Liberating Iraq from Saddam’s regime was “like curing cancer but killing the patient,” Samir Ali, editor of The Voice of Freedom published by US forces following the occupation, told The New Arab. “Hundreds of thousands of Iraqis were killed, millions are living in tents and the country is in a dismal situation,” he added.

For the tenth year in a row, the Iraqi government has refused to publish figures on the victims of violence in the country.

Ruined by the numbers: Death and displacement

For the tenth year in a row, the Iraqi government has refused to publish figures on the victims of violence in the country.

The government has also refrained from publicising the results of recent UN-sponsored surveys of education, healthcare, manufacturing and agriculture, a condition for a multi-billion-dollar loan from the IMF. Most likely, Iraq’s leaders are afraid of the backlash because the numbers won’t put them in a good light.

But The New Arab’s Arabic edition team in Baghdad was able to obtain revealing sets of statistics, described as non-final but roughly accurate by sources in Iraqi government departments, including the Interior Ministry, the Health Ministry, the Justice Ministry and the Security and Defence Committee in parliament.

Up to 430,000 Iraqis were killed between 2003 and early 2017, the figures show, with the casualties concentrated in Baghdad, Diyala, Anbar, Salah al-Din, Nineveh and Babel provinces.

The worst fatalities were recorded in 2006, during which 59,000 people were killed in terror attacks and killings by militias, compared to 38 to 43,000 Iraqis killed in the first year of occupation.

The number of people injured in the same period was around 620,000, a third of whom receiving life-changing injuries. Up to 58,000 Iraqis remained missing by December 2016, and 271,000 detained, including around 187,000 who are yet to be referred to the courts.

Up to 3.4 million Iraqis are displaced outside the country in 64 nations, added to 4.1 million internally displaced persons including 1.7 million living in camps across Iraq. Up to 5.6 million Iraqis aged 0 to 17 years are recorded as orphaned, while 2 million Iraqi women aged between 14 and 52 are recorded as widowed.

Up to 35 percent live below the poverty line (less than $5 per day). Up to 6 percent are addicted to narcotic substances. And up to 9 percent of children (below 15 years of age) are in the work force

Ruined by the numbers: Poverty and unemployment

The same trove of data covering this period shows that up to 6 million Iraqis are illiterate. Unemployment has soared to an average of 31 percent, with the highest rates seen in Anbar, Diyala and Babel, followed by Baghdad, Karbala and Nineveh.
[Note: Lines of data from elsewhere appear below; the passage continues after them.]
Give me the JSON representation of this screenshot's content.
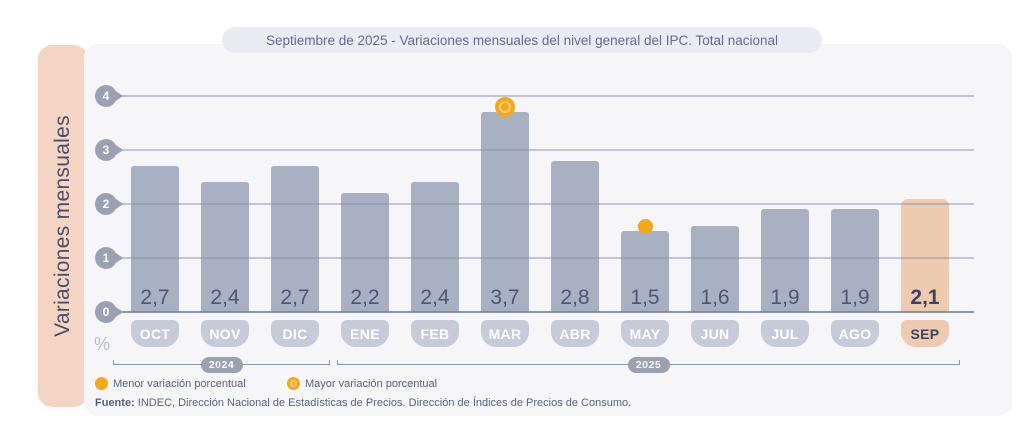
{
  "title": "Septiembre de 2025 - Variaciones mensuales del nivel general del IPC. Total nacional",
  "y_axis_label": "Variaciones mensuales",
  "percent_label": "%",
  "chart_data": {
    "type": "bar",
    "categories": [
      "OCT",
      "NOV",
      "DIC",
      "ENE",
      "FEB",
      "MAR",
      "ABR",
      "MAY",
      "JUN",
      "JUL",
      "AGO",
      "SEP"
    ],
    "values": [
      2.7,
      2.4,
      2.7,
      2.2,
      2.4,
      3.7,
      2.8,
      1.5,
      1.6,
      1.9,
      1.9,
      2.1
    ],
    "value_labels": [
      "2,7",
      "2,4",
      "2,7",
      "2,2",
      "2,4",
      "3,7",
      "2,8",
      "1,5",
      "1,6",
      "1,9",
      "1,9",
      "2,1"
    ],
    "title": "Septiembre de 2025 - Variaciones mensuales del nivel general del IPC. Total nacional",
    "xlabel": "",
    "ylabel": "Variaciones mensuales",
    "unit": "%",
    "ylim": [
      0,
      4
    ],
    "yticks": [
      0,
      1,
      2,
      3,
      4
    ],
    "grid": true,
    "year_groups": [
      {
        "label": "2024",
        "from": "OCT",
        "to": "DIC"
      },
      {
        "label": "2025",
        "from": "ENE",
        "to": "SEP"
      }
    ],
    "highlights": {
      "min": {
        "category": "MAY",
        "value": 1.5
      },
      "max": {
        "category": "MAR",
        "value": 3.7
      }
    },
    "current_category": "SEP"
  },
  "legend": {
    "items": [
      {
        "label": "Menor variación porcentual",
        "marker": "solid"
      },
      {
        "label": "Mayor variación porcentual",
        "marker": "ringed"
      }
    ]
  },
  "source": {
    "prefix": "Fuente:",
    "text": " INDEC, Dirección Nacional de Estadísticas de Precios. Dirección de Índices de Precios de Consumo."
  },
  "colors": {
    "bar": "#a7b1c2",
    "bar_current": "#edcab0",
    "accent_orange": "#f1a81e",
    "sidebar_band": "#f4d5c3",
    "month_pill": "#c5cbd8",
    "year_pill": "#9aa2af",
    "tick_badge": "#99a1b3"
  }
}
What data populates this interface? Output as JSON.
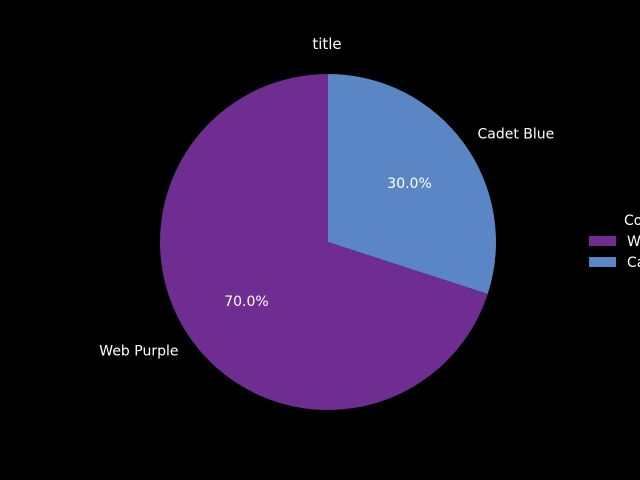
{
  "chart_data": {
    "type": "pie",
    "title": "title",
    "slices": [
      {
        "label": "Web Purple",
        "value": 70.0,
        "pct_label": "70.0%",
        "color": "#6f2c91"
      },
      {
        "label": "Cadet Blue",
        "value": 30.0,
        "pct_label": "30.0%",
        "color": "#5b86c5"
      }
    ],
    "start_angle_deg": 90,
    "direction": "counterclockwise",
    "legend": {
      "title": "Co",
      "position": "right",
      "entries": [
        "W",
        "Ca"
      ]
    }
  }
}
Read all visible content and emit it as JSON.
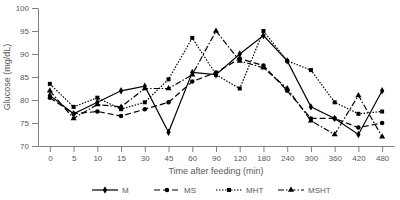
{
  "chart_data": {
    "type": "line",
    "x_label": "Time after feeding (min)",
    "y_label": "Glucose (mg/dL)",
    "categories": [
      "0",
      "5",
      "10",
      "15",
      "30",
      "45",
      "60",
      "90",
      "120",
      "180",
      "240",
      "300",
      "360",
      "420",
      "480"
    ],
    "series": [
      {
        "name": "M",
        "color": "#000000",
        "marker": "diamond",
        "line_style": "solid",
        "values": [
          81,
          77,
          79.5,
          82,
          83,
          73,
          86,
          85.5,
          90,
          94,
          88.5,
          78.5,
          76,
          72.5,
          82
        ]
      },
      {
        "name": "MS",
        "color": "#000000",
        "marker": "circle",
        "line_style": "dashed",
        "values": [
          80.5,
          77,
          77.5,
          76.5,
          78,
          79.5,
          84,
          86,
          89,
          87.5,
          82,
          76,
          76,
          74,
          75
        ]
      },
      {
        "name": "MHT",
        "color": "#000000",
        "marker": "square",
        "line_style": "dotted",
        "values": [
          83.5,
          78.5,
          80.5,
          78,
          79.5,
          84.5,
          93.5,
          85.5,
          82.5,
          95,
          88.5,
          86.5,
          79.5,
          77,
          77.5
        ]
      },
      {
        "name": "MSHT",
        "color": "#000000",
        "marker": "triangle",
        "line_style": "dashdot",
        "values": [
          82,
          76,
          79,
          78.5,
          82.5,
          82.5,
          85.5,
          95,
          88.5,
          87,
          82.5,
          75.5,
          72.5,
          81,
          72
        ]
      }
    ],
    "ylim": [
      70,
      100
    ],
    "yticks": [
      70,
      75,
      80,
      85,
      90,
      95,
      100
    ],
    "grid": false,
    "legend": "bottom"
  }
}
Up to 35 percent live below the poverty line (less than $5 per day). Up to 6 percent are addicted to narcotic substances. And up to 9 percent of children (below 15 years of age) are in the work force.

Healthcare fared equally bad, in terms of both quality and cost. There is now only one hospital bed per 1,000 Iraqis.
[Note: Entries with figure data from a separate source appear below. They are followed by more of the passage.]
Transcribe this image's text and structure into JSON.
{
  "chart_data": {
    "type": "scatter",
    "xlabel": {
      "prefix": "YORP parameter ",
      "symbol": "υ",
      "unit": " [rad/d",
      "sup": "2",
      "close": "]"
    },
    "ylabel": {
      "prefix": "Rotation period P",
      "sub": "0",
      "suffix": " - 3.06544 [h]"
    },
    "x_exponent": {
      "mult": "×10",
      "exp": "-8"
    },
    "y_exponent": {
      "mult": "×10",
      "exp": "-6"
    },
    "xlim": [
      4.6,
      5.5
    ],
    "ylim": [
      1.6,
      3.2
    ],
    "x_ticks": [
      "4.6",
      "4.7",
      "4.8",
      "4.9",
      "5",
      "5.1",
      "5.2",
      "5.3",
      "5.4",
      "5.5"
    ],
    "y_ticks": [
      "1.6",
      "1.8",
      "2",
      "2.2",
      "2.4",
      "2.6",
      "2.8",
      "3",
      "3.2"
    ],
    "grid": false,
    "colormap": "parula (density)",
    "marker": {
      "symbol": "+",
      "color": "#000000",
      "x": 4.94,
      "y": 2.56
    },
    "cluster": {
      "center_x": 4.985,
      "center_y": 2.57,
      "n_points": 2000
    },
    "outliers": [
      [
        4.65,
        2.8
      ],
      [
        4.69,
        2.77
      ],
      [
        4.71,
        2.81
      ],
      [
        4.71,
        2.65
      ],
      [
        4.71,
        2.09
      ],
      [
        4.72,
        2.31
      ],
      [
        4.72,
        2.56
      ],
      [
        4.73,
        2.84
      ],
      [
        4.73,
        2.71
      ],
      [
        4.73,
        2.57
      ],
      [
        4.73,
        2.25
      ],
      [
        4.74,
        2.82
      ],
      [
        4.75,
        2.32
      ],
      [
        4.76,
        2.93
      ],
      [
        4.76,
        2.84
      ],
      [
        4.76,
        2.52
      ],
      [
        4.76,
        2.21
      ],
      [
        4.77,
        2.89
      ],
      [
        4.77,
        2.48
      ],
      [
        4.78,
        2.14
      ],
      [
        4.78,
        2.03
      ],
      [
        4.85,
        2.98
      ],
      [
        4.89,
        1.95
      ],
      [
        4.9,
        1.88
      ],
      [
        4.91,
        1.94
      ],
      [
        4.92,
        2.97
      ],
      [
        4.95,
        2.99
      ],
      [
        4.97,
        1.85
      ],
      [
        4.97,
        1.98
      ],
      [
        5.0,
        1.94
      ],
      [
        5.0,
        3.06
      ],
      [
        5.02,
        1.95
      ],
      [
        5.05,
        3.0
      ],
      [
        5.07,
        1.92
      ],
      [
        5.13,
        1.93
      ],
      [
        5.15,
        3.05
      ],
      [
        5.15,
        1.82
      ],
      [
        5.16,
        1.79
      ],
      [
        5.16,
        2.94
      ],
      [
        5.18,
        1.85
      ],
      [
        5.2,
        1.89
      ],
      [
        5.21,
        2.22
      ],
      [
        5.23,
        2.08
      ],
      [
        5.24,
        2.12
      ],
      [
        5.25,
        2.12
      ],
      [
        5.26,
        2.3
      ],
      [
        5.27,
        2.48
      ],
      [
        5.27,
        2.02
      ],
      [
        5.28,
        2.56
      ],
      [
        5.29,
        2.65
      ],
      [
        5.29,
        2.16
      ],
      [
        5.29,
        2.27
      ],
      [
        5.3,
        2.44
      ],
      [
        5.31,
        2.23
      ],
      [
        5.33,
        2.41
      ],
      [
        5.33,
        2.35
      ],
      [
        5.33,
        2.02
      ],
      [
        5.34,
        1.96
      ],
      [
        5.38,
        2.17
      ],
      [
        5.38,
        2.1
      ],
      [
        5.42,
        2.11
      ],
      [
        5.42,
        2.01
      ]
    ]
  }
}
Free healthcare is a thing of the past. Nearly 40 diseases and epidemics have spread across the country, including cholera, polio and hepatitis while cancer and congenital disease rates have skyrocketed.

According to sources in the Iraqi ministry of planning, 13,328 factories have been shut down since the occupation. Iraq now relies on imports for food, building materials, and various necessary supplies. And once agriculturally self-sufficient, Iraq’s farmed areas have dropped to 12 million dunums from 48 million.
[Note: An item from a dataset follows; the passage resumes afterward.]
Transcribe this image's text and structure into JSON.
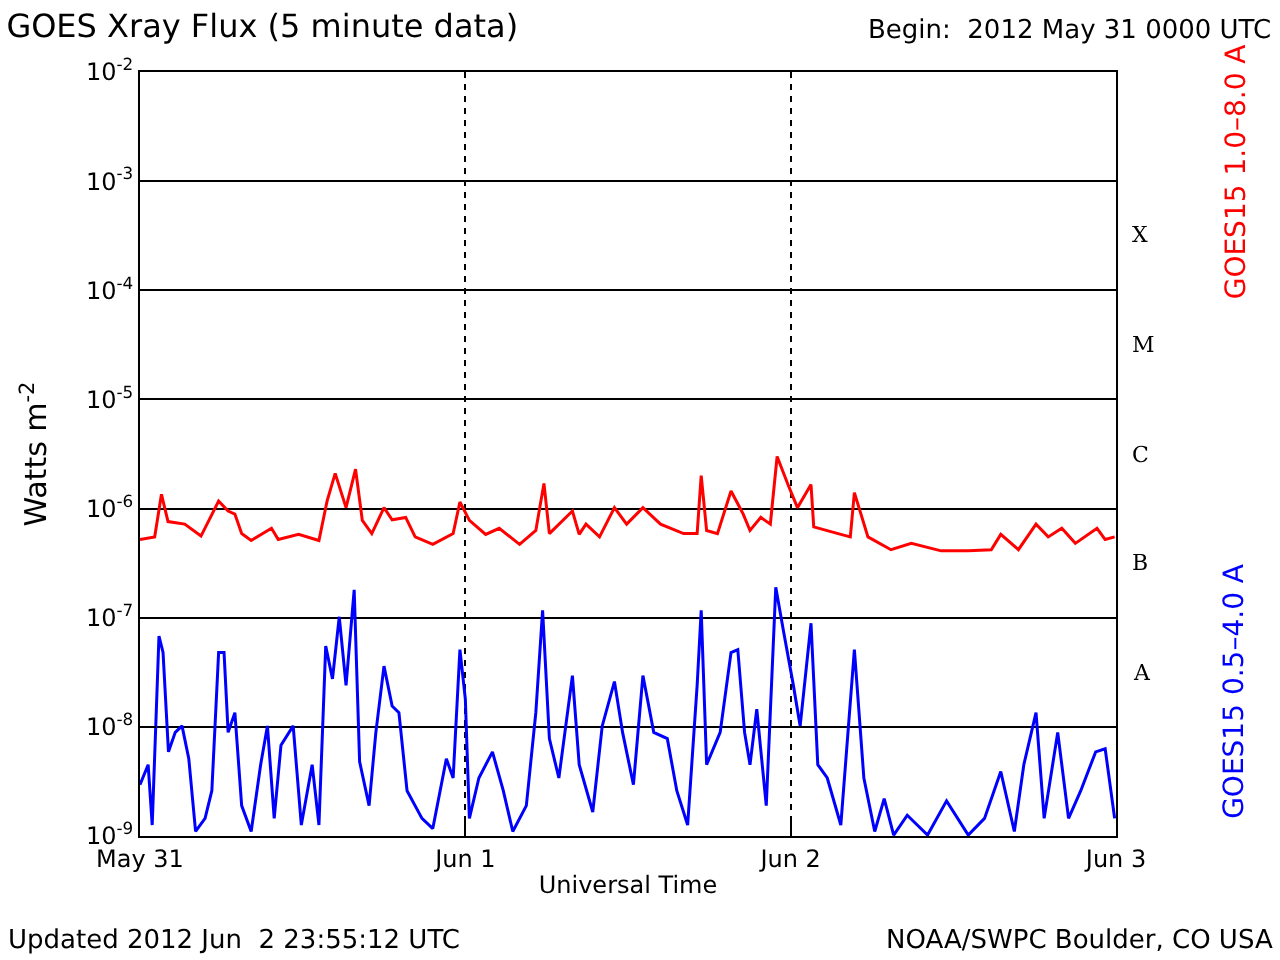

The same figures show Iraq needing 2.6 million housing units to cope with its housing crisis. In education, 9,000 schools are partially or totally damaged out of 14,658 schools, which is about 11,000 schools less than Iraq needs to accommodate its school-age children.

Financially, Iraq’s debt has hit $124 billion held by 29 different nations, the IMF, and six Western oil companies.

Interestingly, Iraq is now home to 126 local and foreign security companies, and 73 different armed militias with 117,000 fighters.

Farid Saadi, secretary of the Iraq Interim Governing Council created by the US forces in 2003 following their capture of Iraq, told the New Arab that many of his colleagued at the council now regret having ever served on it.

“Saddam Hussein was no good man, and the people were waiting to be rid of him. But those who came after Saddam made the people wish they could return to his days.”